# wma



## SLC23 (Jul 25, 2008)

does anybody hunt the villanow and cohutta wma. are there any dear there


----------



## merc123 (Jul 26, 2008)

I've hunted Cohutta a few times.  Typically Cohutta has more bear and hog than deer, BUT, because of the lack of pressure the deer that are there are BIG.  There was a story this past year in GON about a older man that hunted wayyyy back in there and got a nice B&C buck out of there.  

There's also a guy "couple" (not that kind) that have gotten many record book bucks out of Cohutta.  

Gotta scout, and be prepared to walk a long way and better be in shape for Cohutta.  

The old man said he wears out a pair of boots every season just scouting Cohutta.


----------



## SLC23 (Jul 26, 2008)

thanks i didnt think any body was gonna reply.
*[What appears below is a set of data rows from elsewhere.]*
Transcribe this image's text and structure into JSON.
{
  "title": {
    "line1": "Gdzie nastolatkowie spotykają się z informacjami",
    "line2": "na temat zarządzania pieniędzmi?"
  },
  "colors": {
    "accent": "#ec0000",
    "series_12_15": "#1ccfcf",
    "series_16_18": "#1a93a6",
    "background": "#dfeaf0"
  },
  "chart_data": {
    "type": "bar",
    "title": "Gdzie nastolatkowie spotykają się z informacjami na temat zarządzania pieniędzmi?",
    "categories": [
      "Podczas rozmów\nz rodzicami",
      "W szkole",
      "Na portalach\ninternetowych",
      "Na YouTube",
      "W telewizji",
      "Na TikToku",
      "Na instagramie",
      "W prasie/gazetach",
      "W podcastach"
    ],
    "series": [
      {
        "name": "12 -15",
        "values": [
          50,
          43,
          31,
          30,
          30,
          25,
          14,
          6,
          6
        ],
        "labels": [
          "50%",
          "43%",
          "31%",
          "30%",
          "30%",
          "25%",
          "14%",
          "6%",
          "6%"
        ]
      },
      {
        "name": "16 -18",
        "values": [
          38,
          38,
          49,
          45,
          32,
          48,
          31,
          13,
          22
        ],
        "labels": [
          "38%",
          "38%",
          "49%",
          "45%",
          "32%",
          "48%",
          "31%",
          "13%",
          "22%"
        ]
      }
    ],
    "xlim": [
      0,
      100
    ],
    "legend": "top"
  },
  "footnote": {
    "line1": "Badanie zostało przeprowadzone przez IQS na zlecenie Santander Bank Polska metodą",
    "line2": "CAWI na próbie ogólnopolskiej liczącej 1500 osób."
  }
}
how big is it and could you set up a blind there.


----------



## srss (Jul 26, 2008)

I have hunted cohutta a good bit and seen more bear than deer. I think its 96,000 acres and you could set up a blind. Be prepared for a lot of steep climbing.


----------



## SLC23 (Jul 26, 2008)

if your deer hunting and a bear charges you can you legally kill it


----------



## merc123 (Jul 27, 2008)

Cohutta is HUGE.  You can use a blind if you want.  I've sat on the ground and used a tree stand.  Only reason I used the treestand was I didn't want to encounter the hog with a bow on the ground 

Also, the way I look at bear "attacks" is...It's my life or theirs.  I will go to jail if I need to.


----------



## xhunterx (Jul 27, 2008)

usually when cohutta is open its for buck, bear and hog all at once so most cases a bear is legal if your deer hunting. the bear on cohutta are wild and will run like a horse away from you if they scent you or find out your around.  there are lots of old logging roads and hiking trails that provide pretty good access, but you don't want to lug a stand far. the deer aren't as populated as they used to be but its the kind of area where the buck you see might be a small spike or could be a trophy 10 pointer. lots of both but not easy to get.


----------



## BURRUSS (Sep 17, 2008)

*Ttt*

Ttt


----------



## whitetailfreak (Sep 19, 2008)

if you arn't after bear, save cohutta for a springtime trout fishing trip


----------



## dannyray49 (Sep 19, 2008)

*cohutta*

what are you hunting 2 legged dear or 4  legged deer. just kidding


----------



## murray_deerhunter08 (Sep 20, 2008)

there are a few deer up there though,i shot this 11 pointer last year up on windy gap,its hard hunting too.......http://forum.gon.com/showthread.php?p=2539809#post2539809


----------



## rabbithunter01 (Dec 13, 2008)

picture of a 9 pointer taken a potato patch on cohutta wma hunt in October


----------